Backstage

Lighting

Find out more about the lighting design for Swan Lake with the show's designer, and New Adventures Associate Artist, Paule Constable


Q&A with Paule

Are there any recurring lighting states in the show that help the audience to know when a particular character, or location, is featuring in the story, and if so, how is this done and what is the inspiration behind it?    

It is very simple in a way – the palace world is very austere and clear. In terms of character, the emotional state of the space is less reflected in the lighting. For example, if the characters on stage start getting angry, the lighting state doesn’t change to red. The use of both clear and white states, are very much the ‘the muscle’ behind the show. Having said that the swans are also white, but there is a quality of light when the Swan is around that I hope has a more bluey-white/moonlit quality (as displayed in the below production shot), as opposed to the blank white of the palace. Qualities of white light are very important to the show. 

The Swans
Credit: Johan Persson

Are there also any other reference sources, or design inspirations, that have influenced your work more generally on Swan Lake?

It is slightly different in this instance due to the fact that there is a pre-existing design (from the prior revivals of Matthew’s Swan Lake), whereas normally I would use huge amounts of reference when designing a show. For example, with The Red Shoes there are the most brilliant amounts of reference, because you can watch the original 1948 film and take stills out of this, and there is so much within that (to draw on).

With Swan Lake it felt like I was looking for things to do with exposure, to do with whiteness and for some reason it kept making me think of things slightly like the American TV Series ‘The Handmaid’s Tale’ with that kind of level of scrutiny and austerity. I don’t mean in terms of the beams of light, but in relation to the levels of exposure. 

I also thought about that moment in ‘Pirates of the Caribbean’, where Johnny Depp’s character, wakes up and everything’s white – that kind of world. I was thinking about where we see white, blank spaces – that kind of flatness. You see it a lot in a particular kind of fashion photography by, contemporary artist, Wolfgang Tillmans that has a kind of flatness and exposure about it that I think is reminiscent of Vogue Magazine in the early 90s; it’s that kind of look. Also, very much like Mario Testino (a Peruvian fashion and portrait photographer) creates in his photographic portraits.


Paule's Advice for Aspiring Lighting Designers

I’ve had quite an unconventional journey into this career, and I think that’s had many advantages. I’ve got a degree in English Literature and so I’m quite good at talking about ideas and reading texts, and that sort of thing.
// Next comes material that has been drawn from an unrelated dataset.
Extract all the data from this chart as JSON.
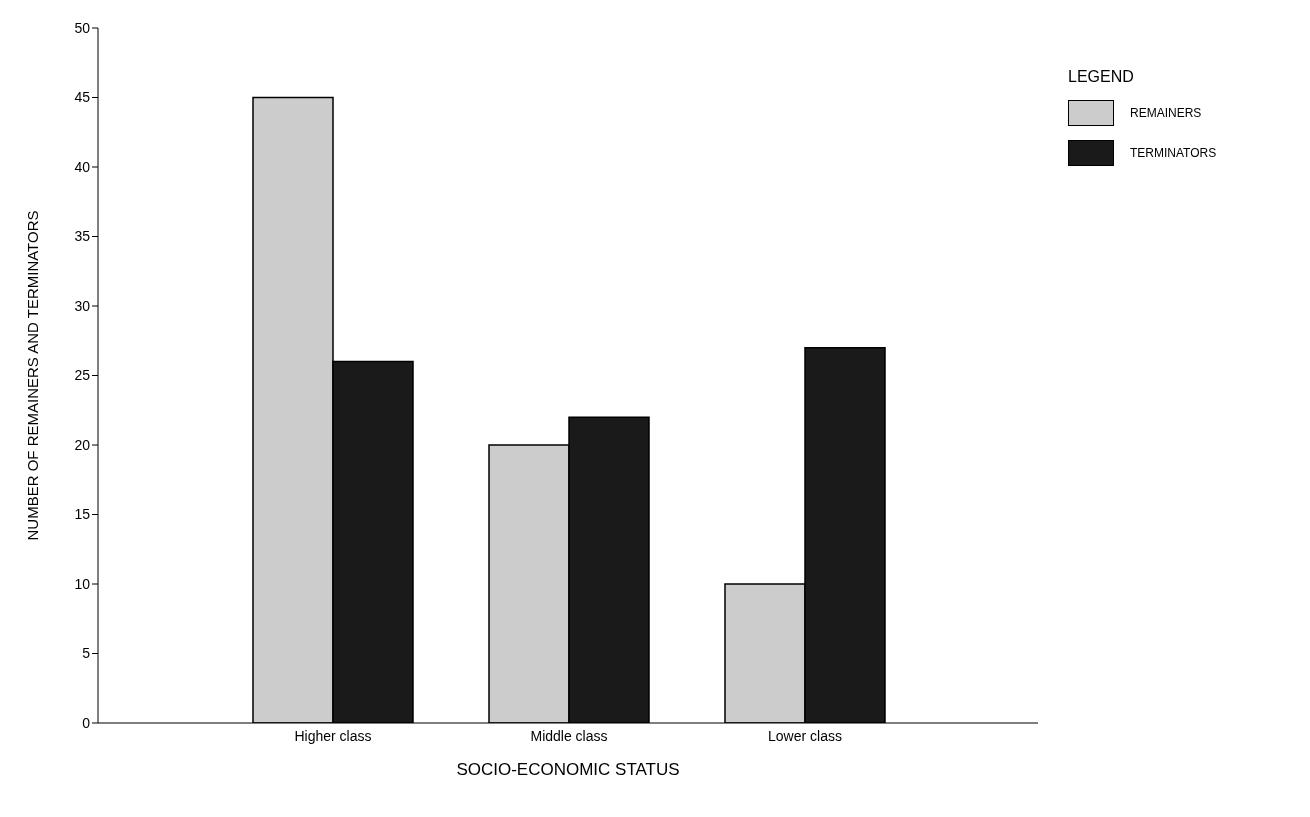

The thing about lighting is that it’s so hard to really get your head around what it is. If you just think about how you talk about lighting, and how you describe images in terms of light, it’s really quite difficult. It’s like talking about music – once you get beyond ‘it’s quite happy’ or ‘it’s quite upbeat’ - actually really talking about what it’s doing is quite complex because it’s abstract and you’re interpreting it. Similarly, that’s also quite hard with lighting.

So, I think the perfect way to become a lighting designer is that you first need to be visually hungry and visually literate. When I think about what I use to feed the ideas in my work, I use lots of film references, lots of photographic references, lots of references from fine art and things like that. I’m just constantly looking and I know that I’ve spent my life learning, and being really interested in how I might break down what I see, into how I might put that on stage.
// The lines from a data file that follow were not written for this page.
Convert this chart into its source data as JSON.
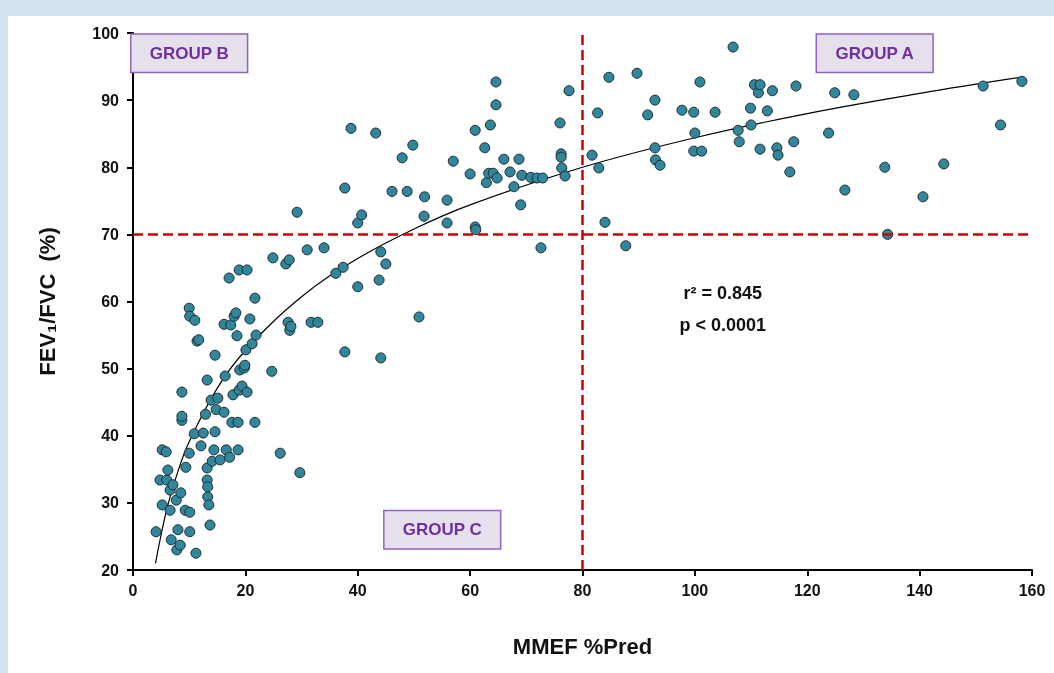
{
  "chart_data": {
    "type": "scatter",
    "xlabel": "MMEF %Pred",
    "ylabel": "FEV₁/FVC  (%)",
    "xlim": [
      0,
      160
    ],
    "xticks": [
      0,
      20,
      40,
      60,
      80,
      100,
      120,
      140,
      160
    ],
    "ylim": [
      20,
      100
    ],
    "yticks": [
      20,
      30,
      40,
      50,
      60,
      70,
      80,
      90,
      100
    ],
    "marker": "circle",
    "grid": false,
    "ref_lines": [
      {
        "axis": "x",
        "value": 80,
        "color": "#cc0000",
        "line_style": "dashed"
      },
      {
        "axis": "y",
        "value": 70,
        "color": "#cc0000",
        "line_style": "dashed"
      }
    ],
    "annotations": [
      "GROUP B",
      "GROUP A",
      "GROUP C",
      "r² = 0.845",
      "p < 0.0001"
    ],
    "series": [
      {
        "color": "#31869b",
        "x": [
          4.1,
          4.8,
          5.2,
          5.9,
          5.2,
          6.0,
          6.2,
          6.6,
          6.8,
          6.6,
          7.1,
          7.7,
          7.8,
          8.0,
          8.4,
          8.5,
          8.7,
          8.7,
          8.7,
          9.4,
          9.3,
          10.0,
          10.1,
          10.1,
          10.0,
          10.1,
          11.0,
          10.9,
          11.2,
          11.4,
          11.7,
          12.1,
          12.5,
          12.9,
          13.2,
          13.2,
          13.2,
          13.3,
          13.3,
          13.5,
          13.7,
          13.9,
          14.1,
          14.4,
          14.6,
          14.6,
          14.8,
          15.1,
          15.5,
          16.2,
          16.2,
          16.4,
          16.6,
          17.2,
          17.1,
          17.4,
          17.6,
          17.8,
          18.0,
          18.3,
          18.5,
          18.7,
          18.7,
          18.9,
          18.9,
          19.0,
          19.4,
          19.8,
          19.9,
          20.1,
          20.3,
          20.3,
          20.8,
          21.2,
          21.7,
          21.7,
          21.9,
          24.7,
          24.9,
          26.2,
          27.2,
          27.6,
          27.8,
          27.9,
          28.1,
          29.2,
          29.7,
          31.0,
          31.7,
          32.9,
          34.0,
          36.1,
          37.4,
          37.7,
          37.7,
          38.8,
          40.0,
          40.0,
          40.7,
          43.2,
          43.8,
          44.1,
          44.1,
          45.0,
          46.1,
          47.9,
          48.8,
          49.8,
          50.9,
          51.8,
          51.9,
          55.9,
          55.9,
          57.0,
          60.0,
          60.9,
          60.9,
          61.0,
          62.6,
          62.9,
          63.3,
          63.6,
          64.1,
          64.6,
          64.6,
          64.8,
          66.0,
          67.1,
          67.8,
          68.7,
          69.0,
          69.2,
          70.8,
          71.9,
          72.6,
          72.9,
          76.0,
          76.2,
          76.2,
          76.3,
          76.9,
          77.6,
          81.7,
          82.7,
          82.9,
          84.0,
          84.7,
          87.7,
          89.7,
          91.6,
          92.9,
          92.9,
          93.0,
          93.8,
          97.7,
          99.8,
          100.0,
          99.8,
          100.9,
          101.2,
          103.6,
          107.7,
          106.8,
          107.9,
          109.9,
          110.0,
          110.6,
          111.3,
          111.6,
          111.6,
          112.9,
          113.8,
          114.6,
          114.8,
          116.9,
          117.6,
          118.0,
          123.8,
          124.9,
          126.7,
          128.3,
          133.8,
          134.3,
          144.3,
          140.6,
          151.3,
          154.4,
          158.2
        ],
        "values": [
          25.7,
          33.4,
          37.9,
          37.6,
          29.7,
          33.4,
          34.9,
          28.9,
          24.5,
          31.9,
          32.7,
          30.4,
          23.0,
          26.0,
          23.7,
          31.5,
          42.3,
          42.9,
          46.5,
          35.3,
          28.9,
          37.4,
          28.6,
          25.7,
          59.0,
          57.8,
          57.2,
          40.3,
          22.5,
          54.1,
          54.3,
          38.5,
          40.4,
          43.2,
          48.3,
          35.2,
          33.4,
          32.4,
          30.9,
          29.7,
          26.7,
          45.3,
          36.2,
          37.9,
          52.0,
          40.6,
          43.9,
          45.6,
          36.4,
          56.6,
          43.5,
          48.9,
          37.9,
          36.8,
          63.5,
          56.5,
          42.0,
          46.1,
          57.8,
          58.3,
          54.9,
          42.0,
          37.9,
          64.7,
          46.8,
          49.8,
          47.4,
          50.1,
          50.5,
          52.8,
          64.7,
          46.5,
          57.4,
          53.7,
          60.5,
          42.0,
          55.0,
          49.6,
          66.5,
          37.4,
          65.6,
          56.9,
          66.2,
          55.7,
          56.3,
          73.3,
          34.5,
          67.7,
          56.9,
          56.9,
          68.0,
          64.2,
          65.1,
          76.9,
          52.5,
          85.8,
          62.2,
          71.7,
          72.9,
          85.1,
          63.2,
          51.6,
          67.4,
          65.6,
          76.4,
          81.4,
          76.4,
          83.3,
          57.7,
          72.7,
          75.6,
          75.1,
          71.7,
          80.9,
          79.0,
          85.5,
          71.1,
          70.7,
          82.9,
          77.7,
          79.1,
          86.3,
          79.1,
          92.7,
          89.3,
          78.4,
          81.2,
          79.3,
          77.1,
          81.2,
          74.4,
          78.8,
          78.5,
          78.4,
          68.0,
          78.4,
          86.6,
          82.0,
          81.5,
          79.9,
          78.7,
          91.4,
          81.8,
          88.1,
          79.9,
          71.8,
          93.4,
          68.3,
          94.0,
          87.8,
          90.0,
          82.9,
          81.1,
          80.3,
          88.5,
          88.2,
          85.1,
          82.4,
          92.7,
          82.4,
          88.2,
          85.5,
          97.9,
          83.8,
          88.8,
          86.3,
          92.3,
          91.1,
          92.3,
          82.7,
          88.4,
          91.4,
          82.9,
          81.8,
          79.3,
          83.8,
          92.1,
          85.1,
          91.1,
          76.6,
          90.8,
          80.0,
          70.0,
          80.5,
          75.6,
          92.1,
          86.3,
          92.8
        ]
      },
      {
        "type": "line",
        "color": "#000000",
        "marker": "none",
        "x": [
          4,
          6,
          8,
          10,
          15,
          20,
          30,
          40,
          50,
          60,
          80,
          100,
          120,
          140,
          158
        ],
        "values": [
          21.0,
          29.0,
          34.7,
          39.1,
          47.1,
          52.7,
          60.7,
          66.4,
          70.8,
          74.4,
          80.0,
          84.4,
          88.0,
          91.0,
          93.4
        ]
      }
    ]
  }
}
A lifetime of ‘learning to look’, that’s the most critical thing. 

There’s great conservatoires to go to including: LAMDA (London Academy of Music & Dramatic Art), RADA (Royal Academy of Dramatic Arts), LIPA (Liverpool Institute of Performing Arts), the Royal Welsh College and the Royal Scottish Academy. Conservatoire training is great.

Whatever you try to do, having your hands on equipment and playing with it; and being in an environment where you can do that is fantastic. Maybe you can do that whilst you’re studying Physics in Newcastle, or whilst you’re studying English at your sixth form college. It’s just about enthusiasm and really getting your hands on equipment. 

I think a lot of people come into lighting because they love climbing ladders and they love the equipment, which I did too! But what I also found I loved as well, was what it does. I found I could be really fascinated at watching lights fades up and down, and at what point they became like ‘this’, and really ‘breaking it all down’. And, I realised that what I was really drawn to was what the equipment did, more than just the equipment itself.

So, it’s about being creative, being visually literate and being enthusiastic. That’s what you need. And I think your path to encouraging and honing those skills, can be anything that suits you really. Life experience is key too – that’s the other thing about lighting designers, we deal with everybody in their most stressful time. So, every director, choreographer, designer, performer that you deal with is ‘in the moment’ of having to put something in front of an audience, and that’s the only moment you get to be creative. Everyone’s expectations are supposed to be fulfilled in those two or three days (just before the show goes up) when you have your only moment in which you can do your work, so it’s absolutely terrifying, as well!